“It is likely also as we produce more vaccine and as people are given the opportunity to get vaccinated, and as disease maybe wanes in the future, we will have significant amounts of vaccine that can’t be used,” Frieden said.
He elaborated that at present, 22.4 million doses are available for states and they can be obtained a day after the states place an order for them.
As of now, a number of states and cities have been delivered only one-tenth of the total vaccine that they had previously anticipated by this time.
Quantity of vaccines available still debatable
Of late, there have been speculations about the availability of H1N1 vaccine. The members of Congress also enquired whether federal officials had been over optimistic in determining the quantity of vaccine to be available.
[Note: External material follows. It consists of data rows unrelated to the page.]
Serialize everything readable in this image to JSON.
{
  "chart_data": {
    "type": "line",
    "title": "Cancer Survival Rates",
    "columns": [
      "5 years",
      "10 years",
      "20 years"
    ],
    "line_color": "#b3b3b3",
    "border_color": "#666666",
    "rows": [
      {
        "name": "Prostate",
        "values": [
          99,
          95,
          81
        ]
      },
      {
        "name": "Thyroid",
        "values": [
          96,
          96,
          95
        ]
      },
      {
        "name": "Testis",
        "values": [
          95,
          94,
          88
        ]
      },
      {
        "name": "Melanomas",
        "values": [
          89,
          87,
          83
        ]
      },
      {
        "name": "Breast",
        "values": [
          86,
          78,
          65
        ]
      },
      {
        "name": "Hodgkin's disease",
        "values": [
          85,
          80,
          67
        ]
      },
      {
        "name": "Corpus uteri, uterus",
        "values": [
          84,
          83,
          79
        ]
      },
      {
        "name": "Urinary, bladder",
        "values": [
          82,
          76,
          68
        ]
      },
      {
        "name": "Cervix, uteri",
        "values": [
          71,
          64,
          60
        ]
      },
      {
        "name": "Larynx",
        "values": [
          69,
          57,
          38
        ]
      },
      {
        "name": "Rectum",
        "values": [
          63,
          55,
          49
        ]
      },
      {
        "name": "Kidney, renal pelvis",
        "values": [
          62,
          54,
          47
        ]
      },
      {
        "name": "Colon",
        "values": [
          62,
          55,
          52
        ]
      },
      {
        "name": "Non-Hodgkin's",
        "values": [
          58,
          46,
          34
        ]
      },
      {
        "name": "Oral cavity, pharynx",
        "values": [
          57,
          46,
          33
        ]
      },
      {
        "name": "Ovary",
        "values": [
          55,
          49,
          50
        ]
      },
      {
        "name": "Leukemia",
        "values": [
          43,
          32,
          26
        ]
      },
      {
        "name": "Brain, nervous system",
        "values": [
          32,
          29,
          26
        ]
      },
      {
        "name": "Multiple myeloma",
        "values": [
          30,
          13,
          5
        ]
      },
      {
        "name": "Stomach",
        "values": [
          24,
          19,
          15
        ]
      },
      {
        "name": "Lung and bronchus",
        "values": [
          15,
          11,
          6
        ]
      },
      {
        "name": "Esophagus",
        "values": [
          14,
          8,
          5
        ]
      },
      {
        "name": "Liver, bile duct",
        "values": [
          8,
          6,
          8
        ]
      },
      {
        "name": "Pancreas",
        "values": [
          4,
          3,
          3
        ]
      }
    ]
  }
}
Referring to President Barack Obama’s daughters, a White House blog says, “Malia and Sasha were both vaccinated for H1N1 last week, after the vaccine became available to Washington, D.C. schoolchildren.”
Frieden believes that the delays in delivery of vaccines might discourage people who are queuing up to buy the vaccine. However, “it’s quite likely that too little vaccine is one of the things that’s making people more interested in getting vaccinated, frankly.”
He further added, “We think it will get easier to find vaccine in the weeks that come.”
He also said that states, localities and health providers should not hold back the vaccine that is available with them. Instead, they should sell the vaccines to the people who require them as more stock is on its way to being delivered.
Vaccine estimates gone wrong
In September, the U.S. officials had estimated that 40 million vaccine doses would be available by the end of October and 250 million doses by the end of flu season in March or April.
In a letter to the Health and Human Services Secretary Kathleen Sebelius, Maine Republican Senator Susan Collins wrote, “It now appears that much of the vaccine could arrive only after many people have already been infected with H1N1.”
Connecticut independent Senator Joseph Lieberman said that errors in calculating the available doses of H1N1 vaccine will have far-reaching effects that go past the mounting public dissatisfaction.
The unreliable estimates will ultimately lead to a failure of the vaccine distribution efforts, concluded Lieberman.